Psychologie
Témoignage: La pandémie m'a fait changer de vie
Photographe : Lucila Perini | agoodson.com
Je me prénomme Sarah-Émilie. J’ai 43 ans. Durant le confinement, j’ai fait un virage à 180 degrés, passant de journaliste voyage (trop occupée pour l’amour, le vrai!) à jeune fiancée épanouie dans une vie professionnelle et personnelle plus stable.
Pour rien au monde, je ne changerais mon nouveau cocon douillet.
Avant la pandémie, j’étais toujours entre deux valises, entre deux fuseaux horaires pour mon emploi. J’avais à peine le temps de faire ma lessive que, déjà, je repliais bagage. Animée par la FOMO (l’acronyme de fear of missing out), j’avais tellement peur d’«événemanquer» ou de déplaire que j’acceptais tous les contrats de rédaction sans jamais me questionner sur mes véritables envies.

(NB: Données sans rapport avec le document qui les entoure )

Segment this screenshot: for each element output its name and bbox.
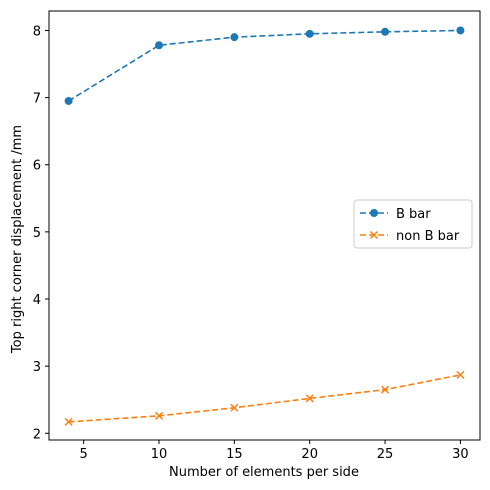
legend-box — [353, 199, 473, 249]
x-tick-label: 15 — [226, 447, 243, 462]
y-tick-label: 2 — [33, 427, 41, 442]
data-point — [305, 394, 314, 403]
y-tick-label: 6 — [33, 159, 41, 174]
data-point — [305, 29, 314, 38]
data-point — [381, 27, 390, 36]
legend-label: B bar — [396, 207, 431, 222]
x-tick-label: 30 — [452, 447, 469, 462]
series-line-1 — [68, 29, 461, 102]
data-point — [230, 403, 239, 412]
data-point — [64, 96, 73, 105]
legend-marker — [370, 209, 378, 217]
plot-frame — [48, 10, 481, 441]
legend-label: non B bar — [396, 229, 460, 244]
data-point — [230, 33, 239, 42]
data-point — [456, 26, 465, 35]
data-point — [456, 370, 465, 379]
legend-marker — [369, 230, 379, 240]
y-tick-label: 8 — [33, 24, 41, 39]
x-axis-label: Number of elements per side — [169, 465, 359, 480]
plot-area: 5 10 15 20 25 30 2 3 4 5 6 7 8 B bar non B bar — [33, 10, 481, 462]
data-point — [154, 411, 164, 420]
data-point — [381, 385, 390, 394]
x-tick-label: 25 — [377, 447, 394, 462]
y-axis-label: Top right corner displacement /mm — [10, 125, 25, 354]
y-tick-label: 5 — [33, 226, 41, 241]
x-tick-label: 5 — [80, 447, 88, 462]
x-tick-label: 20 — [301, 447, 318, 462]
data-point — [64, 417, 73, 426]
series-line-2 — [68, 374, 461, 423]
y-tick-label: 7 — [33, 92, 41, 107]
y-tick-label: 4 — [33, 293, 41, 308]
y-tick-label: 3 — [33, 360, 41, 375]
data-point — [155, 41, 164, 50]
x-tick-label: 10 — [151, 447, 168, 462]
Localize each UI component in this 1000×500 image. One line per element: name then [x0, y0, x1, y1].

Un jour, sur un banc d’aéroport, je me suis effondrée en larmes en constatant que je n’arrivais plus à coordonner mes nombreux engagements. J’étais épuisée.
Puis, le confinement m’a littéralement clouée au sol, réduisant mon terrain de jeu à mon appartement de Montréal, qui me semblait si inconnu. J’étais temporairement sans travail, avec à peine l’envie de pianoter sur mon téléphone pour répondre aux textos de mes amis. Après avoir cherché mes repères pendant quelques jours, j’ai finalement pris goût à la solitude.
«Du jour au lendemain, la pandémie a bousculé nos certitudes et notre rythme de vie: nos vendredis soirs étaient pareils à nos mardis soirs, observe la psychologue Geneviève Lemelin. Elle a agi comme un reset sur notre façon d’organiser notre vie sociale, ce qui a fait en sorte que le respect de soi a triomphé sur la performance.»
À l’intérieur et à l’extérieur de ma petite «cage de verre», j’ai pratiqué des activités qui me faisaient du bien – soit l’écriture et le vélo de route – sans sentir une pression de devoir être constamment en mouvement ou de monétiser mon temps. La tête aussi légère que le cœur, j’ai fait l’espace nécessaire pour rencontrer un homme qui est nouvellement mon fiancé. En emménageant avec lui, j’ai découvert une autre facette de moi-même: moins éparpillée et plus ancrée dans l’instant présent.
Je pensais qu’avec le déconfinement, j’aurais eu envie de retourner dans les bars et de courir le monde comme avant. Quel leurre! Aujourd’hui, je n’éprouve plus de plaisir à me retrouver coincée dans une foule ni même à jaser entre amis dans un resto bondé et bruyant. Ma nourriture intellectuelle et affective se trouve maintenant ailleurs: dans les bras de mon amoureux, dans la sage lenteur de la nature et dans mon nouvel emploi à temps plein — beaucoup plus stable — comme journaliste culturelle pour un quotidien. Je rêve même d’un chez-moi sur le bord de l’eau, peut-être à Kamouraska, où je pourrais m’évader et écrire en silence.
«Certaines personnes ne sont tout simplement pas encore prêtes à affronter le stress social. Leur tolérance à l’inconfort et aux bruits environnants a diminué, ce qui est tout à fait normal dans ce contexte de grands bouleversements», nous rassure Geneviève Lemelin.
Sans gêne ni tabou, j’embrasse ma nouvelle vie sociale minimaliste. J’en ai parlé à mes amis qui, bien que surpris, ont accueilli ma décision avec respect et ouverture. Désormais, nous nous voyons autour d’un repas ou d’un verre quand nous le voulons, quand nous le pouvons et, surtout, quand nous nous sentons en forme. Cela diminue la pression d’un cran.
«C’est comme si la pandémie nous avait rendus plus indulgents face à l’autre, observe Mme Lemelin. Nous ne nous sentons plus aussi coupables qu’avant de décliner des invitations et d’exprimer notre point de vue. Ce n’est pas égoïste d’être centrés sur nous-mêmes si cela fait écho à nos véritables envies et besoins. Cela le devient, par contre, si nous oublions les besoins des autres ou en faisons fi.»
Je pense que ma transformation intérieure sera viable à long terme, et ce, pour deux raisons: je me sens pleine à l’intérieur même si je me coupe d’un amas de stimulations extérieures. Je n’ai plus besoin d’être hyper occupée pour me sentir épanouie. Pour l’une des premières fois, j’ai fait des choix qui résonnent réellement avec mes convictions personnelles, mes nouvelles priorités, mes valeurs et mes besoins du moment. Au fond, less serait-il devenu more?